時系列データのデフォルトの保持期間は 365 日です。
制限
制限項目 | 説明 | 制限 |
時系列データストレージルール | 時系列データを保存するための、インスタンスあたりのルールの最大数。 | 1,000 |
カスタムトピック | 単一のルールで定義できるトピックの最大数。 | 1,000 |
使用方法
ニーズに応じて、時系列データに必要な IOPS とストレージ容量を取得します。詳細については、「Enterprise Edition インスタンスを購入する」をご参照ください。
デフォルトでは、デバイスから報告された TSL データは自動的に保存されます。特定のプロダクトの特定の TSL データについて、この機能を無効にすることができます。
デバイスから報告されたカスタムトピックデータを保存するには、時系列データストレージルールを手動で作成する必要があります。

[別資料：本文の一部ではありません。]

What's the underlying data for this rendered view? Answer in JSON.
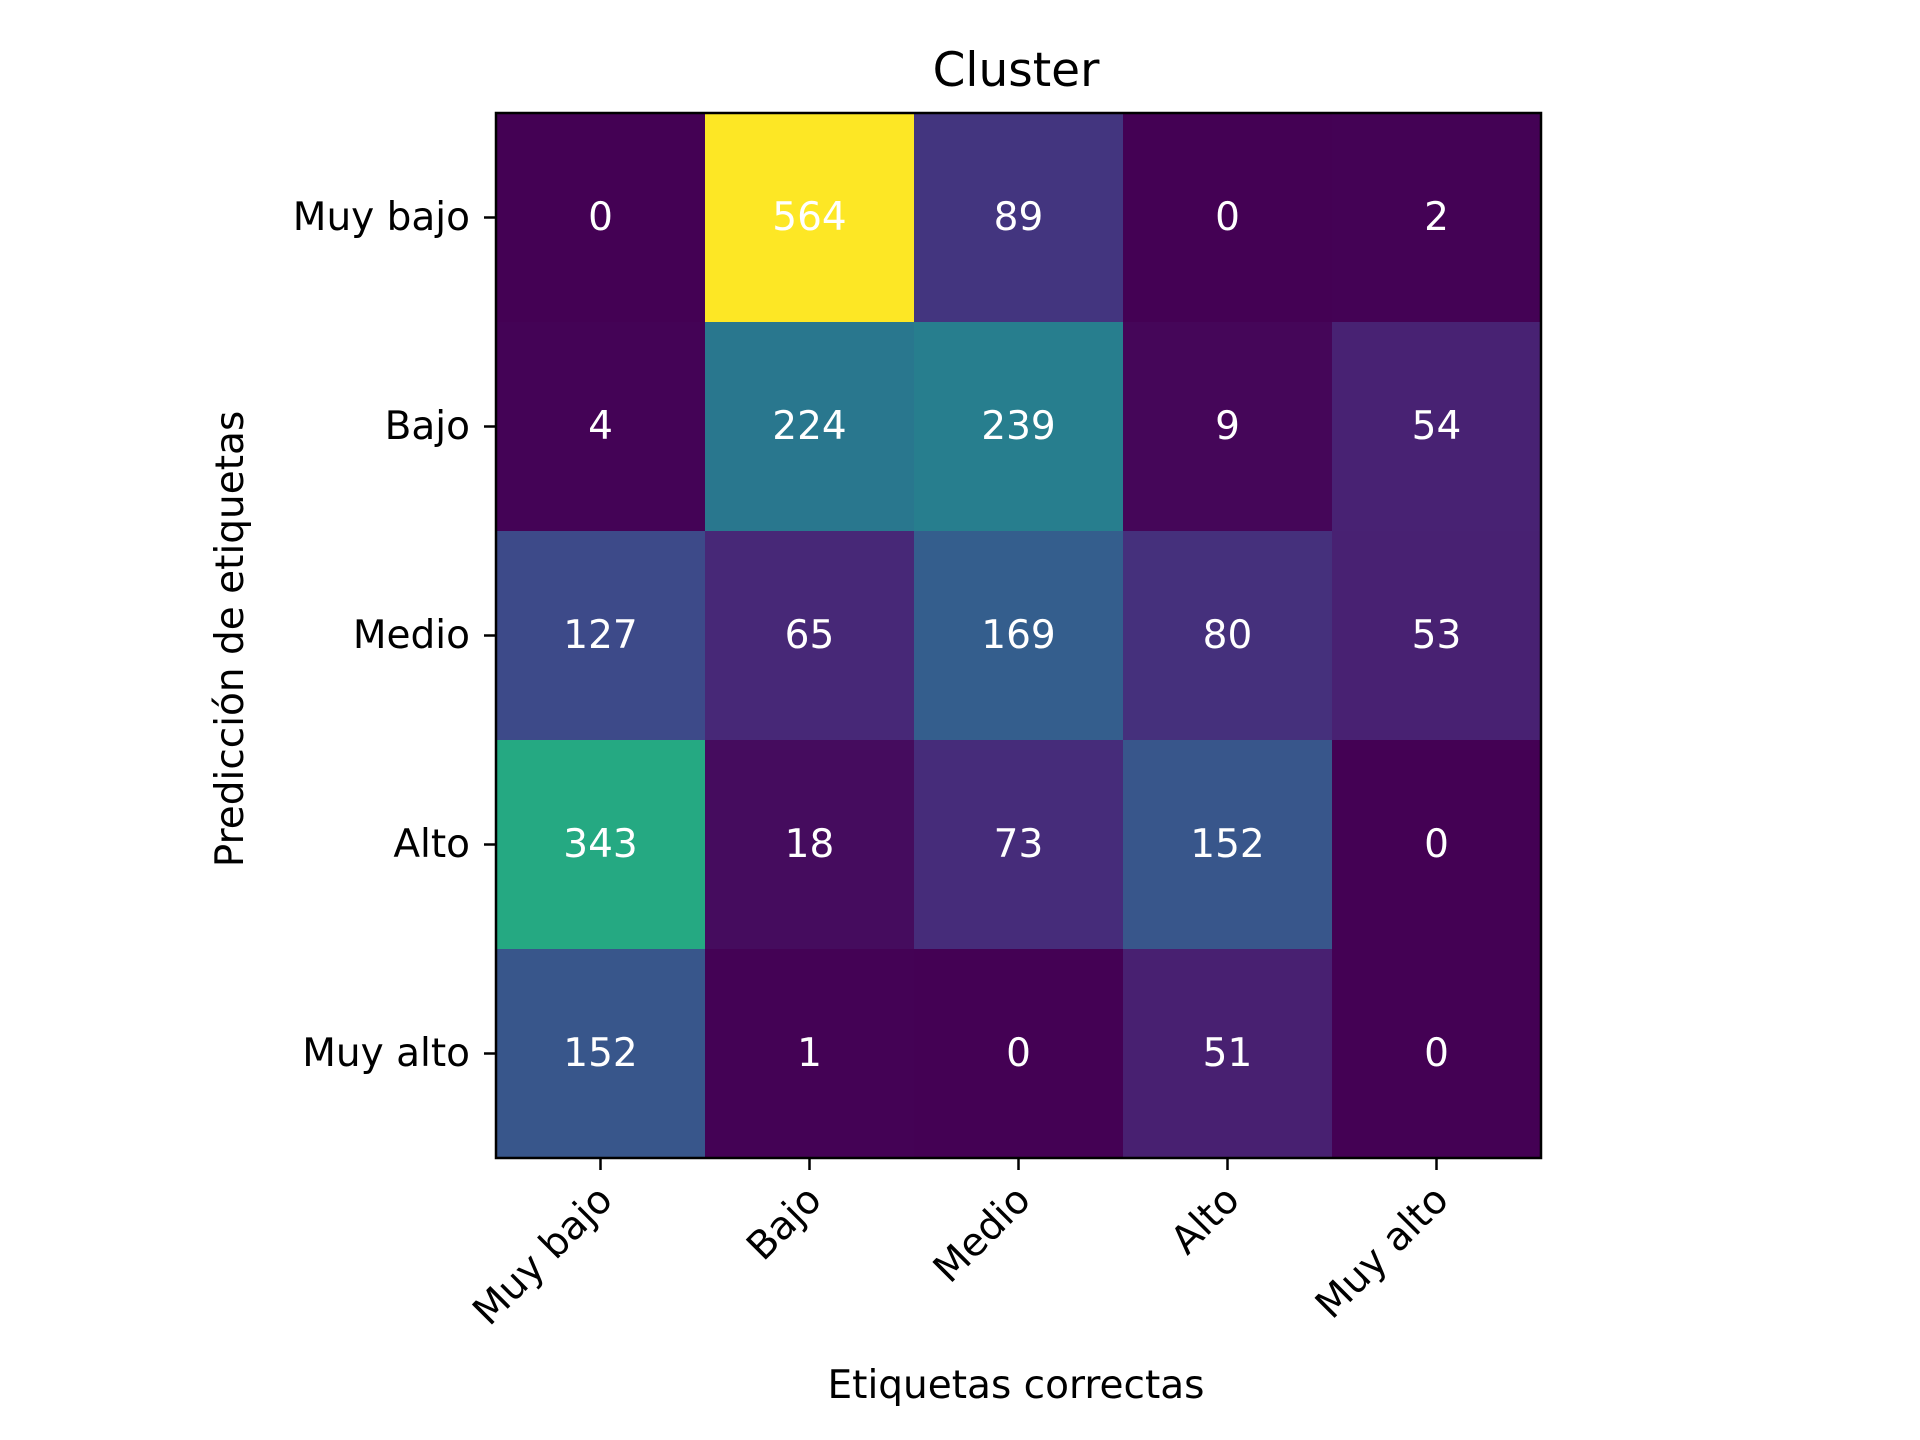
{
  "chart_data": {
    "type": "heatmap",
    "title": "Cluster",
    "xlabel": "Etiquetas correctas",
    "ylabel": "Predicción de etiquetas",
    "x_categories": [
      "Muy bajo",
      "Bajo",
      "Medio",
      "Alto",
      "Muy alto"
    ],
    "y_categories": [
      "Muy bajo",
      "Bajo",
      "Medio",
      "Alto",
      "Muy alto"
    ],
    "values": [
      [
        0,
        564,
        89,
        0,
        2
      ],
      [
        4,
        224,
        239,
        9,
        54
      ],
      [
        127,
        65,
        169,
        80,
        53
      ],
      [
        343,
        18,
        73,
        152,
        0
      ],
      [
        152,
        1,
        0,
        51,
        0
      ]
    ],
    "colormap": "viridis",
    "vmin": 0,
    "vmax": 564,
    "grid": false,
    "legend": "none"
  }
}
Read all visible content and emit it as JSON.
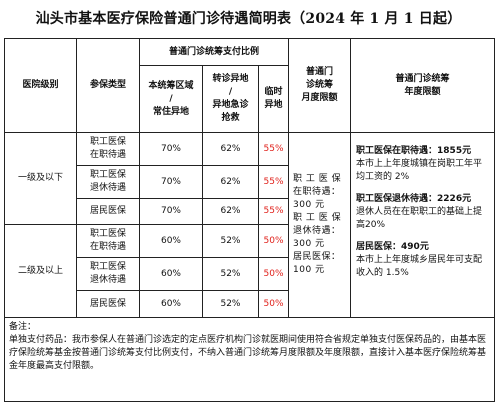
{
  "title": "汕头市基本医疗保险普通门诊待遇简明表（2024 年 1 月 1 日起）",
  "headers": {
    "level": "医院级别",
    "insurance_type": "参保类型",
    "ratio_group": "普通门诊统筹支付比例",
    "local": "本统筹区域\n/\n常住异地",
    "transfer": "转诊异地\n/\n异地急诊\n抢救",
    "temp": "临时\n异地",
    "monthly_limit": "普通门\n诊统筹\n月度限额",
    "annual_limit": "普通门诊统筹\n年度限额"
  },
  "groups": [
    {
      "level": "一级及以下",
      "rows": [
        {
          "type": "职工医保\n在职待遇",
          "local": "70%",
          "transfer": "62%",
          "temp": "55%"
        },
        {
          "type": "职工医保\n退休待遇",
          "local": "70%",
          "transfer": "62%",
          "temp": "55%"
        },
        {
          "type": "居民医保",
          "local": "70%",
          "transfer": "62%",
          "temp": "55%"
        }
      ]
    },
    {
      "level": "二级及以上",
      "rows": [
        {
          "type": "职工医保\n在职待遇",
          "local": "60%",
          "transfer": "52%",
          "temp": "50%"
        },
        {
          "type": "职工医保\n退休待遇",
          "local": "60%",
          "transfer": "52%",
          "temp": "50%"
        },
        {
          "type": "居民医保",
          "local": "60%",
          "transfer": "52%",
          "temp": "50%"
        }
      ]
    }
  ],
  "monthly": "职 工 医 保\n在职待遇：\n300 元\n职 工 医 保\n退休待遇：\n300 元\n居民医保：\n100 元",
  "annual": [
    {
      "head": "职工医保在职待遇：1855元",
      "body": "本市上上年度城镇在岗职工年平均工资的 2%"
    },
    {
      "head": "职工医保退休待遇：2226元",
      "body": "退休人员在在职职工的基础上提高20%"
    },
    {
      "head": "居民医保：490元",
      "body": "本市上上年度城乡居民年可支配收入的 1.5%"
    }
  ],
  "notes": {
    "label": "备注：",
    "text": "单独支付药品：我市参保人在普通门诊选定的定点医疗机构门诊就医期间使用符合省规定单独支付医保药品的，由基本医疗保险统筹基金按普通门诊统筹支付比例支付，不纳入普通门诊统筹月度限额及年度限额，直接计入基本医疗保险统筹基金年度最高支付限额。"
  },
  "colors": {
    "temp_ratio": "#e0211b",
    "border": "#222222"
  }
}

関連 API を使用して、デバイスの時系列データを書き込みおよびクエリします。特定の API のリストについては、以下をご参照ください。
API
説明
カスタムトピックデータを時系列データストレージに書き込みます。
デバイスの時系列データスナップショットのステータスをクエリします。
保存されているデバイスの時系列データをクエリします。
DataService Studio は、デフォルトの有効期限制限に基づいて、期限切れの時系列データを自動的にクリーンアップします。必要に応じて、データの保持期間を変更できます。
インスタンスの配下にある時系列データの IOPS とストレージ容量のリソース使用量を監視し、それに応じてアラートルールを設定します。